Interview Highlights

On killing off characters

Part of what makes [Boardwalk Empire] special for me is that we try to be as true to the characters as possible and let the chips fall where they may in terms of actor deals and commitments and that sort of stuff.

We made a deal with ourselves early on, on The Sopranos, that we would never keep a character alive because we like the actor who portrayed them. Because [then] we felt we would never kill anybody. You start to get very close to people, and if you start to let personal relationships bleed into the work, it really colors it in a bad way. ...

The hardest part of my job [is] making the phone call [to the actor], putting people out of work. [It's] tough. I've made a lot of those tough phone calls. ... I make the call before the actor reads it in the script or hears it from somebody on the crew. ... I actually called one actor and I said, "Hey, it's Terry Winter," and he said, "Well, I guess I'm dead."

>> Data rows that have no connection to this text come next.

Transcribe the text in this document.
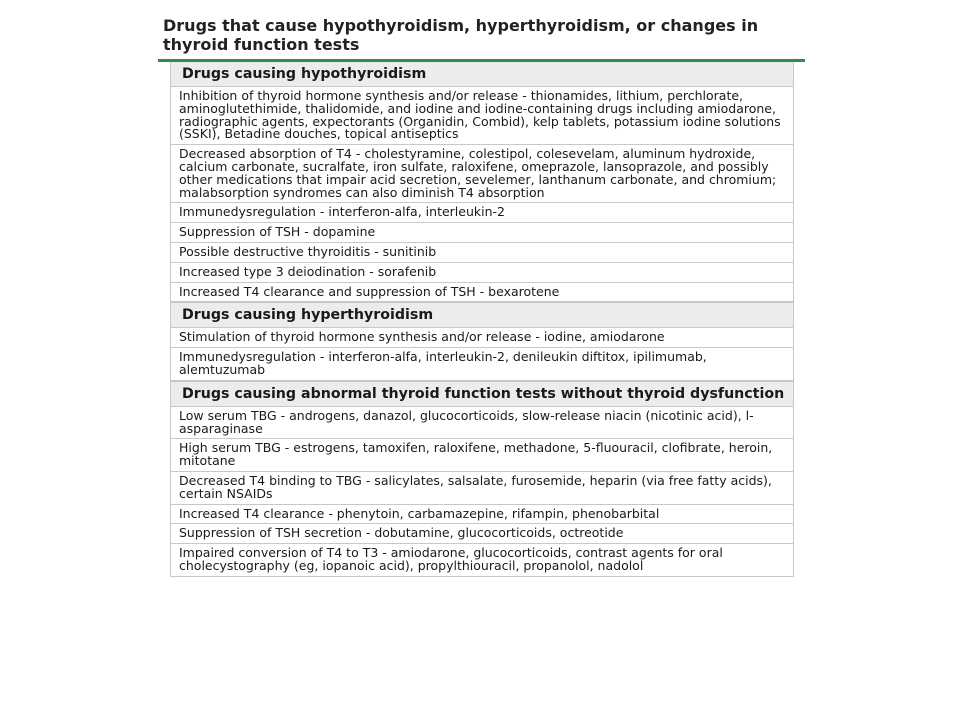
Drugs that cause hypothyroidism, hyperthyroidism, or changes in thyroid function tests
Drugs causing hypothyroidism
Inhibition of thyroid hormone synthesis and/or release - thionamides, lithium, perchlorate, aminoglutethimide, thalidomide, and iodine and iodine-containing drugs including amiodarone, radiographic agents, expectorants (Organidin, Combid), kelp tablets, potassium iodine solutions (SSKI), Betadine douches, topical antiseptics
Decreased absorption of T4 - cholestyramine, colestipol, colesevelam, aluminum hydroxide, calcium carbonate, sucralfate, iron sulfate, raloxifene, omeprazole, lansoprazole, and possibly other medications that impair acid secretion, sevelemer, lanthanum carbonate, and chromium; malabsorption syndromes can also diminish T4 absorption
Immunedysregulation - interferon-alfa, interleukin-2
Suppression of TSH - dopamine
Possible destructive thyroiditis - sunitinib
Increased type 3 deiodination - sorafenib
Increased T4 clearance and suppression of TSH - bexarotene
Drugs causing hyperthyroidism
Stimulation of thyroid hormone synthesis and/or release - iodine, amiodarone
Immunedysregulation - interferon-alfa, interleukin-2, denileukin diftitox, ipilimumab, alemtuzumab
Drugs causing abnormal thyroid function tests without thyroid dysfunction
Low serum TBG - androgens, danazol, glucocorticoids, slow-release niacin (nicotinic acid), l-asparaginase
High serum TBG - estrogens, tamoxifen, raloxifene, methadone, 5-fluouracil, clofibrate, heroin, mitotane
Decreased T4 binding to TBG - salicylates, salsalate, furosemide, heparin (via free fatty acids), certain NSAIDs
Increased T4 clearance - phenytoin, carbamazepine, rifampin, phenobarbital
Suppression of TSH secretion - dobutamine, glucocorticoids, octreotide
Impaired conversion of T4 to T3 - amiodarone, glucocorticoids, contrast agents for oral cholecystography (eg, iopanoic acid), propylthiouracil, propanolol, nadolol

On his exposure to organized crime

I grew up in Brooklyn, as a child in the '60s and a teenager in the '70s, and I guess by osmosis you rub elbows with people who are involved in that life, so you can't really avoid it. ... You never know who is standing behind you in line. If you're aware and you know who is doing what and who owns what store and what club, people are around. I was a little more aware of it growing up. I was interested in it. ...

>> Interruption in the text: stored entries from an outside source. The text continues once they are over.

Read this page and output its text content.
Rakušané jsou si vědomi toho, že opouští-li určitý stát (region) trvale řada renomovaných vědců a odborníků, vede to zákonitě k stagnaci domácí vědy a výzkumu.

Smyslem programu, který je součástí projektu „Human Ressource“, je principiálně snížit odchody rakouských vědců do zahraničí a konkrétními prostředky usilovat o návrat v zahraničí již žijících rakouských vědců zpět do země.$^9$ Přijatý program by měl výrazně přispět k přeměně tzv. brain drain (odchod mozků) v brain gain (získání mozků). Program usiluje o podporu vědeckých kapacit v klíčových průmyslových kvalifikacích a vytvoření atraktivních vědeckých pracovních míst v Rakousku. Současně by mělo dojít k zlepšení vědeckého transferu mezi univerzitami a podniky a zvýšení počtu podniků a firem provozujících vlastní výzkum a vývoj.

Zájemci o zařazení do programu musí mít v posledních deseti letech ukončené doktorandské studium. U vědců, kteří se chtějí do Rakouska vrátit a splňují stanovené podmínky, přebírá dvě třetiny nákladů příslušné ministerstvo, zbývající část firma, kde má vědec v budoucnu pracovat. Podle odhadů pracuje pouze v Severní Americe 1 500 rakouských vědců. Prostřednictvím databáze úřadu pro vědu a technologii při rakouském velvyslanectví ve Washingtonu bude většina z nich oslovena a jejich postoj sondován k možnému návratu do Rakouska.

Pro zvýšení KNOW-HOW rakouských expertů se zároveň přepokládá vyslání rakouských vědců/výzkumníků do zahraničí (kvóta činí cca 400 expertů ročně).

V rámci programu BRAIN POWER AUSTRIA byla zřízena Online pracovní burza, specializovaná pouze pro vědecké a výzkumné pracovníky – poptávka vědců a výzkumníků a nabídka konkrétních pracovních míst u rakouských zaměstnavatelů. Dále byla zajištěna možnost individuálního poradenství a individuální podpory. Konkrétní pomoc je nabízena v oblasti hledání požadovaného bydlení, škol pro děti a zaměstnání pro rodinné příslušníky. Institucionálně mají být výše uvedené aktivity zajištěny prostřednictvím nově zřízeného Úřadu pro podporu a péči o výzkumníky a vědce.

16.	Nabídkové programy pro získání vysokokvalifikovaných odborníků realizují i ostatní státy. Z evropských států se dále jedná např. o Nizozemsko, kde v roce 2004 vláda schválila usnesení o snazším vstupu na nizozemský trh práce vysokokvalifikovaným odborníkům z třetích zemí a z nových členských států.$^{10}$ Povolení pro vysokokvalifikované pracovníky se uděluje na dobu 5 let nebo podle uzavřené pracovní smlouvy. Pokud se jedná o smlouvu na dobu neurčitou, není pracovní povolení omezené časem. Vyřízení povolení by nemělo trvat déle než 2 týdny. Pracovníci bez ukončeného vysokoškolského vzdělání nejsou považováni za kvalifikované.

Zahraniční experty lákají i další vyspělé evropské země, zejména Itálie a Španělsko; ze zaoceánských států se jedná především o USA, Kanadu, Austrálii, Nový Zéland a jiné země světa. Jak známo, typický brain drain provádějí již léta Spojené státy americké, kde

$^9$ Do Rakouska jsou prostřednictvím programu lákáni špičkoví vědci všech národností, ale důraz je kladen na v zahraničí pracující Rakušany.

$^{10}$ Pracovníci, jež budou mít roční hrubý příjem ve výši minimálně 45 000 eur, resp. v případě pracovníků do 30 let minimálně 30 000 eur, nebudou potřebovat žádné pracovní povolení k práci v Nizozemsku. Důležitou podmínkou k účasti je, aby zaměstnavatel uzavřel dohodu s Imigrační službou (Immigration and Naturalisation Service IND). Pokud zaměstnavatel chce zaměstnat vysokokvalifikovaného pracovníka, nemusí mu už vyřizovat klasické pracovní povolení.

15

[I worked for] a butcher shop. It was a chain of butcher shops that allegedly was owned by [head of the Gambino crime family] Paul Castellano in the '70s. ... It interested me enough, but not enough to ask any questions. I think I was a smart enough kid to just keep my eyes open and my mouth shut. Occasionally guys would come in and they'd say, "Take a walk."

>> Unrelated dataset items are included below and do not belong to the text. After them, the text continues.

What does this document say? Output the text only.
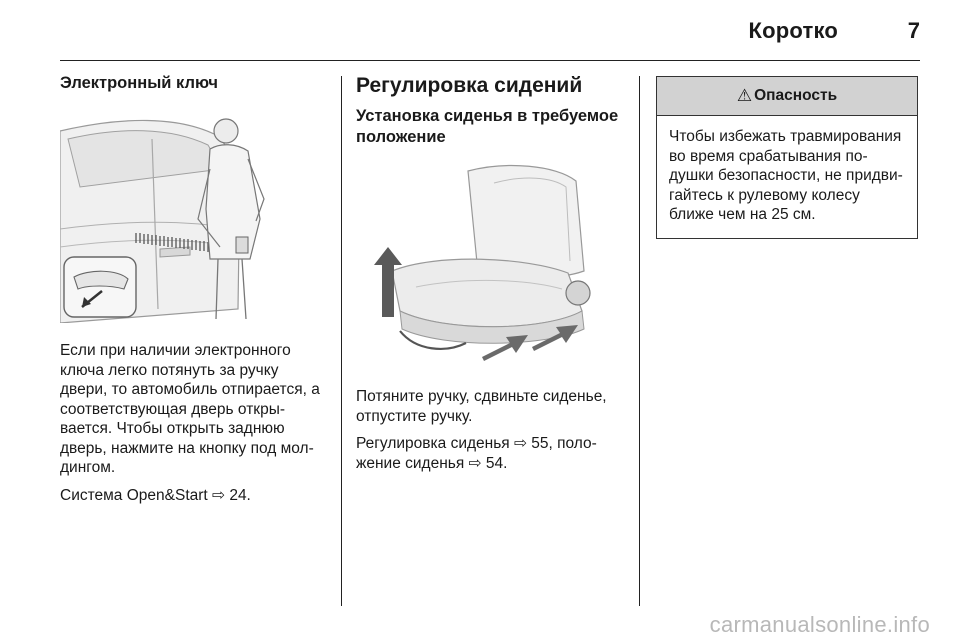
Коротко	7
Электронный ключ

Если при наличии электронного ключа легко потянуть за ручку двери, то автомобиль отпирается, а соответствующая дверь откры-вается. Чтобы открыть заднюю дверь, нажмите на кнопку под мол-дингом.

Система Open&Start ⇨ 24.

Регулировка сидений
Установка сиденья в требуемое положение

Потяните ручку, сдвиньте сиденье, отпустите ручку.

Регулировка сиденья ⇨ 55, поло-жение сиденья ⇨ 54.

⚠ Опасность
Чтобы избежать травмирования во время срабатывания по-душки безопасности, не придви-гайтесь к рулевому колесу ближе чем на 25 см.
carmanualsonline.info
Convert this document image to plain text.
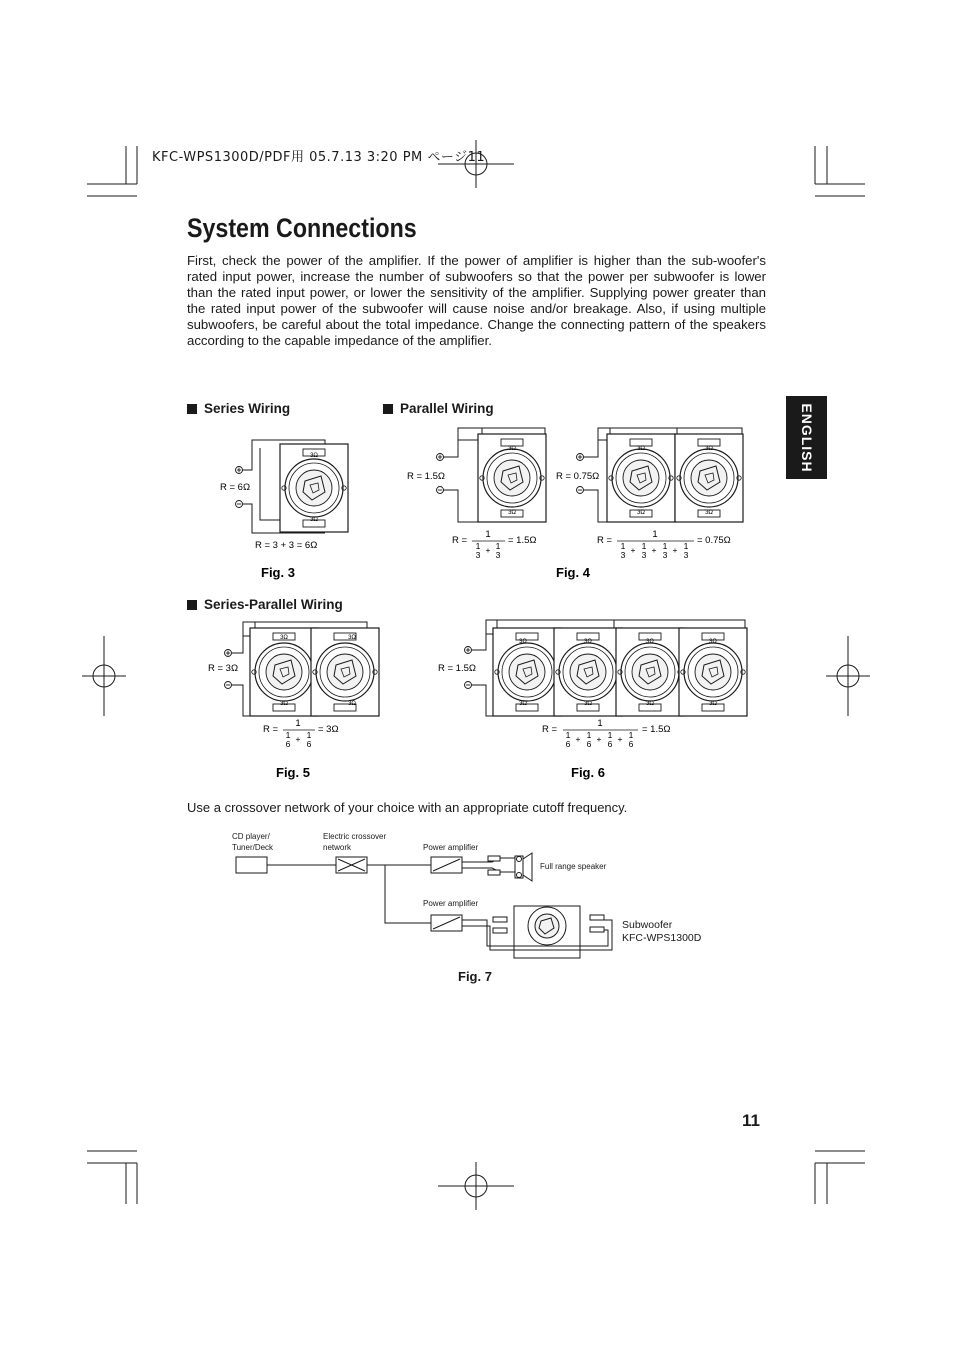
KFC-WPS1300D/PDF用 05.7.13 3:20 PM ページ11
System Connections

First, check the power of the amplifier. If the power of amplifier is higher than the sub-woofer's rated input power, increase the number of subwoofers so that the power per subwoofer is lower than the rated input power, or lower the sensitivity of the amplifier. Supplying power greater than the rated input power of the subwoofer will cause noise and/or breakage. Also, if using multiple subwoofers, be careful about the total impedance. Change the connecting pattern of the speakers according to the capable impedance of the amplifier.

ENGLISH
Series Wiring	Parallel Wiring
Series-Parallel Wiring
3Ω
3Ω
R = 6Ω
R = 3 + 3 = 6Ω
Fig. 3
3Ω
3Ω
R = 1.5Ω
R =
1
1
3 + 1
3
= 1.5Ω
3Ω
3Ω
3Ω
3Ω
R = 0.75Ω
R =
1
1
3 + 1
3 + 1
3 + 1
3
= 0.75Ω
Fig. 4
3Ω
3Ω
3Ω
3Ω
R = 3Ω
R =
1
1
6 + 1
6
= 3Ω
Fig. 5
3Ω
3Ω
3Ω
3Ω
3Ω
3Ω
3Ω
3Ω
R = 1.5Ω
R =
1
1
6 + 1
6 + 1
6 + 1
6
= 1.5Ω
Fig. 6
Use a crossover network of your choice with an appropriate cutoff frequency.
CD player/
Tuner/Deck
Electric crossover
network	Power amplifier
Power amplifier
Full range speaker
Subwoofer
KFC-WPS1300D
Fig. 7
11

On studying gangster films with Scorsese in preparation for Boardwalk Empire

That entire month of going to Martin Scorsese's office and watching gangster films with him was the best film course you've ever had times a billion. Getting to sit with him watching Rod Steiger's Al Capone, the St. Valentine's Day Massacre, all these classic films, Public Enemy, and to hear his live commentary.

He's very much about truth and real moments and real performances. He understands the juxtaposition of violence and humor — having an incredibly tense scene and then letting the air out of it, let the audience breathe with a light moment.

Some of Martin Scorsese's films that are very violent, Goodfellas, for example, Raging Bull, at times, can be very funny. These guys are so absurd in some ways that you almost can't help but laugh at them — I think The Sopranos was like that too.